GlaxoSmithKline (GSK) announced today that the European Medicines Agency's (EMA) Committee for Medicinal Products for Human Use (CHMP) has recommended an update to the product label for the H1N1 influenza vaccine, Pandemrix. Based on a review of currently available information on an increased number of reported cases of narcolepsy among children and adolescents in a small number of European countries, the CHMP confirmed that the overall benefit-risk balance for Pandemrix remains positive.
The CHMP recommended that the product information for Pandemrix should be updated to state that in persons under 20 years of age, Pandemrix should only be used if the recommended seasonal trivalent influenza vaccine is not available, and if immunisation against H1N1 is still needed, for example, in persons at risk of the complications of infection. This revision does not apply to adults over 20 years of age.

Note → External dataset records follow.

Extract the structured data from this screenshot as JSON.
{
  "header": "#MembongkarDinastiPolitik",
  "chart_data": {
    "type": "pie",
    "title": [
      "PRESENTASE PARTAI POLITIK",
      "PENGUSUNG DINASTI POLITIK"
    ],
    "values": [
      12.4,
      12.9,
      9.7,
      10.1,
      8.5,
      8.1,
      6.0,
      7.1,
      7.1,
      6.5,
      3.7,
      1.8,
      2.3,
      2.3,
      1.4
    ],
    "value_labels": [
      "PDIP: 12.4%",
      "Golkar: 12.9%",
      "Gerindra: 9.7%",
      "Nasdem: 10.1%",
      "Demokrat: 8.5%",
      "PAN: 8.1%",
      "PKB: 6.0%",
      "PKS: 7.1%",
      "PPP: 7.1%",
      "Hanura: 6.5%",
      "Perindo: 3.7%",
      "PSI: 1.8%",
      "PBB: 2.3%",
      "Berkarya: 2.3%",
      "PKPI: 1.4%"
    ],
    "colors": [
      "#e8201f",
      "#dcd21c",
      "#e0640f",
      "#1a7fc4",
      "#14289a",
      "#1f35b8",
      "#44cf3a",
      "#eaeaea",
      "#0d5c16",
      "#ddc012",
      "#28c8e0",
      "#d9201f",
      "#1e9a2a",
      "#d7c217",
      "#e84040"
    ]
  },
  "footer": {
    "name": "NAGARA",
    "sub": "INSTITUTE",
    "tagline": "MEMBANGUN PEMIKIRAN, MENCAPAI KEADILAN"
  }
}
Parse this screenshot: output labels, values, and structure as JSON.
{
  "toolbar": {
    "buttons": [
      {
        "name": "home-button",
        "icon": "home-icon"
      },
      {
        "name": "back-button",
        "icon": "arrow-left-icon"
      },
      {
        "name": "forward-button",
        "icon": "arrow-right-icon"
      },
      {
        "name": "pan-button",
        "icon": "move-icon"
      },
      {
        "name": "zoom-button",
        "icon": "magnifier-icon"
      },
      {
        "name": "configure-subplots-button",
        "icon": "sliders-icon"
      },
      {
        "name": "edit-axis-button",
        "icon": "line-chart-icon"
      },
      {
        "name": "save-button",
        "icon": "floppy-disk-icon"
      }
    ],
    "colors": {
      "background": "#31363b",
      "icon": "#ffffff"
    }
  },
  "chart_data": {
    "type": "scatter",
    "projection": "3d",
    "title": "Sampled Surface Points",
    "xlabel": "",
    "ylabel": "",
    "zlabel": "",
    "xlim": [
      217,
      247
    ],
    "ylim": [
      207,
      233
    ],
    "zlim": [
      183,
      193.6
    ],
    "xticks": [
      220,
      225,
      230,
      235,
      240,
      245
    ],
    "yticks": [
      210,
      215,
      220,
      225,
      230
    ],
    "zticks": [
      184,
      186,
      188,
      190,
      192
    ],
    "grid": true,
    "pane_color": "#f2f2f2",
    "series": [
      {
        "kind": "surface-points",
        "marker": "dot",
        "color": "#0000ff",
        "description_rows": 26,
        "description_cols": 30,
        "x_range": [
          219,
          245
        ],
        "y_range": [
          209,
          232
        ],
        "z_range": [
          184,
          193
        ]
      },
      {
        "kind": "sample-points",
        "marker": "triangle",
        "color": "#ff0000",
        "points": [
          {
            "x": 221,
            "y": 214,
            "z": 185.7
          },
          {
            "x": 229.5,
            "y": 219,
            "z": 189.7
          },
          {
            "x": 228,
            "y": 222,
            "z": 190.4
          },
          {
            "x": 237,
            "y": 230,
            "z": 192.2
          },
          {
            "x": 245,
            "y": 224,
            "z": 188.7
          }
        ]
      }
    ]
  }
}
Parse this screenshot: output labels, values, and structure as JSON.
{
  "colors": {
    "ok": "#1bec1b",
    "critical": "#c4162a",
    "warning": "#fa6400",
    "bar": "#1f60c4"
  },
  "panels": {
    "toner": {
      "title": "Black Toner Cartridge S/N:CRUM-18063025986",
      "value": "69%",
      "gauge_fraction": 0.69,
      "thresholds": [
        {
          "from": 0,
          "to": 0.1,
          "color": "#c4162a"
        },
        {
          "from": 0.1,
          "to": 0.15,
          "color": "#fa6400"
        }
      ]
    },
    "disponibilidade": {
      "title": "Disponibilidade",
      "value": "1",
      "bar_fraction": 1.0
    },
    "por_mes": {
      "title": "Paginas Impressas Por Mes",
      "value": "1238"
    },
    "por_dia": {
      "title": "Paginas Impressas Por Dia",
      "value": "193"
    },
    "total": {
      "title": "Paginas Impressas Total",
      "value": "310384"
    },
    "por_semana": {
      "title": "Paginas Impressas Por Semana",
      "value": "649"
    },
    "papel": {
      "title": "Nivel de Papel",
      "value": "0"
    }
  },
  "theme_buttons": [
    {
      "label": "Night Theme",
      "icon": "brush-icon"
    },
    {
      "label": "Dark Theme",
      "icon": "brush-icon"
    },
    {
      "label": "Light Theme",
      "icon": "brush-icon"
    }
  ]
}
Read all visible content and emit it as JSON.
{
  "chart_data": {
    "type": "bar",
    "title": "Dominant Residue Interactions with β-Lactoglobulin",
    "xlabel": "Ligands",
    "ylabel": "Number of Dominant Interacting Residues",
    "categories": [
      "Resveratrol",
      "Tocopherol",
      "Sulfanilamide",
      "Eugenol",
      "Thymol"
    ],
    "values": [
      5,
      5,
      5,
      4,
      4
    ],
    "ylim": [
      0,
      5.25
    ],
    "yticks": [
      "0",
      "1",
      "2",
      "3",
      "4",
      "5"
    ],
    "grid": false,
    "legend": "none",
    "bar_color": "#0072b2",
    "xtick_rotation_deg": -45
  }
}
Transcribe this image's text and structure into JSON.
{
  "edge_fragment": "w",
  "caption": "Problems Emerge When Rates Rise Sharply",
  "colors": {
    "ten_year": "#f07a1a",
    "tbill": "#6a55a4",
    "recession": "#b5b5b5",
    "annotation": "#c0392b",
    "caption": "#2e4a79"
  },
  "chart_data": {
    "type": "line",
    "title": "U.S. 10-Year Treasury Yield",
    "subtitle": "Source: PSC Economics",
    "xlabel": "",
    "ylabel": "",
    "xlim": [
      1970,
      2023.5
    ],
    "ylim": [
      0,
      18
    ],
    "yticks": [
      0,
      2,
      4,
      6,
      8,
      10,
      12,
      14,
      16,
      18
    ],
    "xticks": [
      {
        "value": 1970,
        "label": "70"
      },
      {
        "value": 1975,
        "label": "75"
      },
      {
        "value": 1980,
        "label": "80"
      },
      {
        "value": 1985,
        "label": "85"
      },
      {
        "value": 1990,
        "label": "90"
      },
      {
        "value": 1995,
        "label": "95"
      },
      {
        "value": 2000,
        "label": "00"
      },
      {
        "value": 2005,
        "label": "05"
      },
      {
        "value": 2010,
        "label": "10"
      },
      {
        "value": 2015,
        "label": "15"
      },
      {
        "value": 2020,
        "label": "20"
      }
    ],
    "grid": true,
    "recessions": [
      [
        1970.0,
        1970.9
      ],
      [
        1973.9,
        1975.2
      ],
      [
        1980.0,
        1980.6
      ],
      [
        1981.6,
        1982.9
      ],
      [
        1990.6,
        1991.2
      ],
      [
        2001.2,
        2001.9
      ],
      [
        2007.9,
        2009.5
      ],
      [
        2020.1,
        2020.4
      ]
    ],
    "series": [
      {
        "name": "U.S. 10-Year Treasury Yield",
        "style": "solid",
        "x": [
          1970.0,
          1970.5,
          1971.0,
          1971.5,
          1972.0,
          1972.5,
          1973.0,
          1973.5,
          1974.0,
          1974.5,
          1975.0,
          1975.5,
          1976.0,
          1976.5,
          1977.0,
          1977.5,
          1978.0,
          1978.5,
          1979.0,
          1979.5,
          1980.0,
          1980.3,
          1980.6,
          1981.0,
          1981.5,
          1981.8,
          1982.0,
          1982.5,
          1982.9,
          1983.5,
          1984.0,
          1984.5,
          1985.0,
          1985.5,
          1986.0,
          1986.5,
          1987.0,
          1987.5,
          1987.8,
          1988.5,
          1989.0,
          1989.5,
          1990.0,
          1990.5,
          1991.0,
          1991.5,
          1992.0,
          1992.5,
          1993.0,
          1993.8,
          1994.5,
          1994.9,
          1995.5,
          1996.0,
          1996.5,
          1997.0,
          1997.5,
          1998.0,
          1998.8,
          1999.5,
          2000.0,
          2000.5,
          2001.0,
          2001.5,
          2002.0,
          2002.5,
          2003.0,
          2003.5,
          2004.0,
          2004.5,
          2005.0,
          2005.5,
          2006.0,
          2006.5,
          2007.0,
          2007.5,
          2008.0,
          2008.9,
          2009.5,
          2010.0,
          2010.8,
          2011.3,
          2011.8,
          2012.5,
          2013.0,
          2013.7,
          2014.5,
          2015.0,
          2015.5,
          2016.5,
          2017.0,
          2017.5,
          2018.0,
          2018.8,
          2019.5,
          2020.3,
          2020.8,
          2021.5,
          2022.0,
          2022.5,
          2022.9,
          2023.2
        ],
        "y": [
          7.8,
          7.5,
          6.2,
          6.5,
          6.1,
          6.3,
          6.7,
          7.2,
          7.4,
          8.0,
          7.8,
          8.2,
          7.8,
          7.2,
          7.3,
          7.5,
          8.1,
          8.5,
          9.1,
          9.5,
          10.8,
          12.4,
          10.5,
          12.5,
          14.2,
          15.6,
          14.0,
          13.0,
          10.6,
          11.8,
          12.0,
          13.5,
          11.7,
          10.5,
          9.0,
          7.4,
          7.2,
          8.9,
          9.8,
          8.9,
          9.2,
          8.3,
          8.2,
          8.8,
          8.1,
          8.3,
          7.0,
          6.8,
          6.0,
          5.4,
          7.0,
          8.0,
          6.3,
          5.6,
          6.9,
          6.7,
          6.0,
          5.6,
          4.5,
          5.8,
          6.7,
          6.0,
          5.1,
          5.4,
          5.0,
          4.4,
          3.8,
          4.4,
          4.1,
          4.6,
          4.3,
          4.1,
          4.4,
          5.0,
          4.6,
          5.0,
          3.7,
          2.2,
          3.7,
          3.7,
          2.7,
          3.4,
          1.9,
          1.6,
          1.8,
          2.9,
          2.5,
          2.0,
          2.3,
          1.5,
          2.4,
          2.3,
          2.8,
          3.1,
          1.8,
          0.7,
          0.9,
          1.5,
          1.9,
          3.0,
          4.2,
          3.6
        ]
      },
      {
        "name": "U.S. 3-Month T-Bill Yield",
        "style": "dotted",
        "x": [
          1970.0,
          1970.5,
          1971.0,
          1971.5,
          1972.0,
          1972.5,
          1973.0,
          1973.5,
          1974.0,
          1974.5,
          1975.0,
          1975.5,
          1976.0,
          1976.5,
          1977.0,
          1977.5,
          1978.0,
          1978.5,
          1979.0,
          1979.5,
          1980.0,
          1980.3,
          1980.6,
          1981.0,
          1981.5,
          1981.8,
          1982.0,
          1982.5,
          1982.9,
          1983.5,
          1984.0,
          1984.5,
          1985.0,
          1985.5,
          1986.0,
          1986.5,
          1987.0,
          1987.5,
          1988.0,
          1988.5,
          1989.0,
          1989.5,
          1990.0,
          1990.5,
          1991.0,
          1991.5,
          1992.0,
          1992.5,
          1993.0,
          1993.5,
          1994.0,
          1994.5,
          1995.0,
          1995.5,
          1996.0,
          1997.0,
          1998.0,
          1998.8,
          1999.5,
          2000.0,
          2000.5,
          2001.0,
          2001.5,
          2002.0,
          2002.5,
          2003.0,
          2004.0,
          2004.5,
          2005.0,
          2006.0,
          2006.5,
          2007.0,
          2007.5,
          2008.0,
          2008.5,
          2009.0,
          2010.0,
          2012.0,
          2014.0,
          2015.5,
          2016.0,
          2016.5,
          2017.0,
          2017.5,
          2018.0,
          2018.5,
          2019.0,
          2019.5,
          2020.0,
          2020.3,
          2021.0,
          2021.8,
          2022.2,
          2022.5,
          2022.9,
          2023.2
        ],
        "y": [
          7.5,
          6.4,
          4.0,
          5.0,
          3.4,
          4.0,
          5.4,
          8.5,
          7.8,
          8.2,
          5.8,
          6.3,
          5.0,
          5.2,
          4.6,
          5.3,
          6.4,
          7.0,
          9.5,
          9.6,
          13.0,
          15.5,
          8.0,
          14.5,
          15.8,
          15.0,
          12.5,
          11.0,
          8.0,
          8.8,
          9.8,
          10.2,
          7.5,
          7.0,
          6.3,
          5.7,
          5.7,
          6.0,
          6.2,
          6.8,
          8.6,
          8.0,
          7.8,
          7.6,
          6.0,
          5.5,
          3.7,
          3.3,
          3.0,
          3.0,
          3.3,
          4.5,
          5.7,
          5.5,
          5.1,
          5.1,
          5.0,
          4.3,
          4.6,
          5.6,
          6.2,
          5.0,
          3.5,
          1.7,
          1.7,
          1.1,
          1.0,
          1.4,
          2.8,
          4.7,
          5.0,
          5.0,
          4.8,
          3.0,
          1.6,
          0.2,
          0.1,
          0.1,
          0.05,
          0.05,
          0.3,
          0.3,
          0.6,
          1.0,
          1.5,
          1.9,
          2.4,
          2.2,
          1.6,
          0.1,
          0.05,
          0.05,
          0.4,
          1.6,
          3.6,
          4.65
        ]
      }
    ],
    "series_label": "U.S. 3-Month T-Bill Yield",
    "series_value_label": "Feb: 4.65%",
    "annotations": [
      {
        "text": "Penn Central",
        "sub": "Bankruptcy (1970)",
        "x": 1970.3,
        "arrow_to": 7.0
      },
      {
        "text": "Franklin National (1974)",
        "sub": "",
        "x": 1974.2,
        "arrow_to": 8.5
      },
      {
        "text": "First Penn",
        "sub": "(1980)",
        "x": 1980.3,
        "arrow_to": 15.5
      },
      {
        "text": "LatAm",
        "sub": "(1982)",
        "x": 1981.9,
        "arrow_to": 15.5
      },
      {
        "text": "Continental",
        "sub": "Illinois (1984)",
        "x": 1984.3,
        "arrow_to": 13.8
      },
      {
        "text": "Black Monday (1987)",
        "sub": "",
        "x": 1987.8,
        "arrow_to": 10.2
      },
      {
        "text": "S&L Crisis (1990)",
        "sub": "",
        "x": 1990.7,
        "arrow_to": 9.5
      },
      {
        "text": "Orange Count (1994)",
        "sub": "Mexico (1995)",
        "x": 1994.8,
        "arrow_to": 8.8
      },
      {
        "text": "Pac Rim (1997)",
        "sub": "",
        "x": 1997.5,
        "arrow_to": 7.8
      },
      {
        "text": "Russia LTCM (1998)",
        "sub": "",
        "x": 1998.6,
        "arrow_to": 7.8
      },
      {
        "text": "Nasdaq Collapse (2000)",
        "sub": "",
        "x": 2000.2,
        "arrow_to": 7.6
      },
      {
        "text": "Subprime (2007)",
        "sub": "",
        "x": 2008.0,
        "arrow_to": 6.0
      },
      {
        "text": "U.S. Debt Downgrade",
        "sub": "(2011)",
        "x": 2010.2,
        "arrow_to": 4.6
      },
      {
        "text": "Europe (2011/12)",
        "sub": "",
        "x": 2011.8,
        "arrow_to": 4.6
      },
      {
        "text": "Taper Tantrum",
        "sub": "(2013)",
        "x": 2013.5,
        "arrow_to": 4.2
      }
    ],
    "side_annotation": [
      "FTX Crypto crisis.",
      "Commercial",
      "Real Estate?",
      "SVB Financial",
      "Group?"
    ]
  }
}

The label revision concludes an ongoing review of data by the CHMP, including the preliminary findings of an epidemiological study of narcolepsy and pandemic vaccines across a network of research and public health institutions (VAESCO) in eight European countries, as well as epidemiological data from Finland and Sweden. The preliminary findings of the VAESCO study confirmed a signal in Finland, but do not enable conclusions to be drawn in other countries, where vaccination coverage with Pandemrix was lower. Epidemiological studies in Finland and Sweden suggest an association between Pandemrix vaccination and narcolepsy in children and adolescents in those countries. The CHMP stated that further research is necessary in order to determine the potential role of genetic, environmental and other factors in raising the risk of narcolepsy.
This label update supersedes advice to healthcare professionals introduced in April this year recommending they perform an individual benefit-risk assessment, taking the narcolepsy information into account when considering the use of Pandemrix in children and adolescents.
GSK is committed to patient safety and will continue to work closely with the EMA and other national regulatory organisations in the best interest of patients. Further information from ongoing studies, including the final data from the VAESCO study and an epidemiological study in Canada being supported by GSK, is however still needed in order to gain additional insight into the cause of the reported cases of narcolepsy. In addition, GSK has committed to conduct further research into any potential association between Pandemrix and narcolepsy and will seek independent expert advice on this research activity, as agreed with the EMA.
Over 31 million doses of Pandemrix have been administered worldwide in 47 countries. A total of 335 cases of narcolepsy in people vaccinated with Pandemrix have been reported to GSK as of 6 July 2011, with 68% of these cases of narcolepsy originating from Finland and Sweden.